Volume independence for Yang-Mills fields on the twisted torus

TL;DR

This paper reviews the concept of volume independence in SU(N) Yang-Mills theories on twisted tori, highlighting perturbative and non-perturbative results, and discussing stability issues and numerical findings in lower dimensions.

Contribution

It provides a comprehensive review of volume independence in gauge theories on twisted tori, including perturbative, non-perturbative, and numerical insights, with emphasis on stability and non-commutative relations.

Findings

Volume independence depends on the combination l N^{2/d} for even d.

Perturbative results are valid to all orders under certain twist conditions.

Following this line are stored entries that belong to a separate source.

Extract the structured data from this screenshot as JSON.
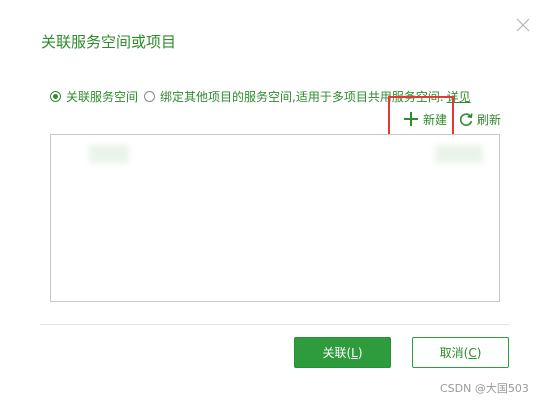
{
  "dialog": {
    "title": "关联服务空间或项目",
    "close_icon": "close-icon"
  },
  "options": {
    "option1": {
      "label": "关联服务空间",
      "checked": true
    },
    "option2": {
      "label": "绑定其他项目的服务空间,适用于多项目共用服务空间.",
      "checked": false
    },
    "detail_link": "详见"
  },
  "toolbar": {
    "new_label": "新建",
    "new_icon": "plus-icon",
    "refresh_label": "刷新",
    "refresh_icon": "refresh-icon"
  },
  "buttons": {
    "confirm_text": "关联",
    "confirm_key": "L",
    "cancel_text": "取消",
    "cancel_key": "C"
  },
  "watermark": "CSDN @大国503",
  "colors": {
    "accent": "#2e8b2e",
    "primary_button": "#2e9b3c",
    "highlight": "#e53935"
  }
}
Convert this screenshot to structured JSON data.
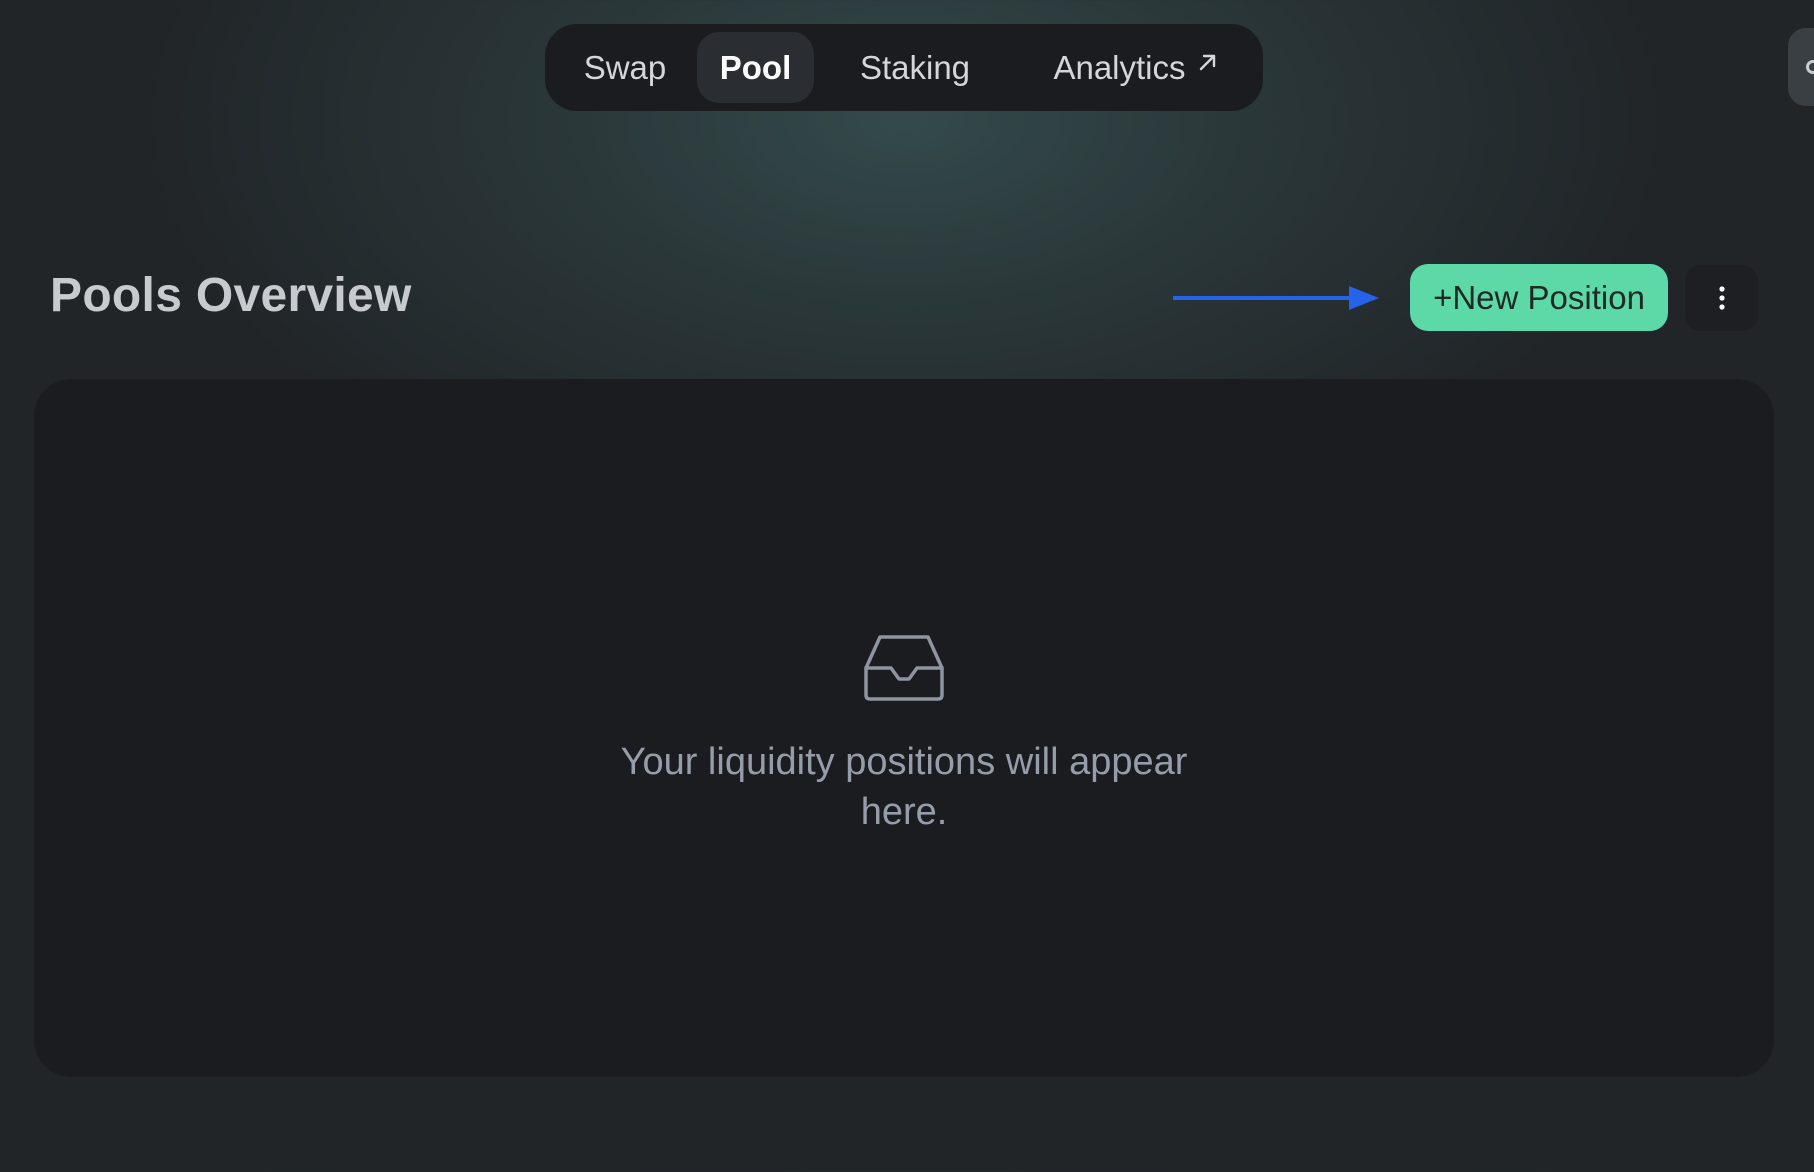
{
  "nav": {
    "tabs": [
      {
        "label": "Swap",
        "active": false
      },
      {
        "label": "Pool",
        "active": true
      },
      {
        "label": "Staking",
        "active": false
      },
      {
        "label": "Analytics",
        "active": false,
        "icon": "external-link-icon"
      }
    ]
  },
  "header": {
    "title": "Pools Overview",
    "new_position_label": "+New Position",
    "more_icon": "more-vertical-icon"
  },
  "empty_state": {
    "icon": "inbox-icon",
    "message": "Your liquidity positions will appear here."
  },
  "annotation": {
    "type": "arrow",
    "color": "#2563eb"
  },
  "colors": {
    "accent": "#5cd9a6",
    "card_bg": "#1b1c1f",
    "annotation_arrow": "#2563eb"
  }
}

Numerical results in 2+1 dimensions support non-perturbative aspects.

Abstract

We review some recent results related to the notion of volume independence in SU(N) Yang-Mills theories. The topic is discussed in the context of gauge theories living on a d-dimensional torus with twisted boundary conditions. After a brief introduction reviewing the formalism for introducing gauge fields on a torus, we discuss how volume independence arises in perturbation theory. We show how, for appropriately chosen twist tensors, perturbative results to all orders in the 't Hooft coupling depend on a specific combination of the rank of the gauge group (N) and the periods of the torus (l) given by l N^{2/d}, for d even.We discuss the well-known relation to non-commutative field theories and address certain threats to volume independence associated to the occurrence of tachyonic instabilities at one-loop order. We end by presenting some numerical results in 2+1 dimensions that extend these ideas to the non-perturbative domain.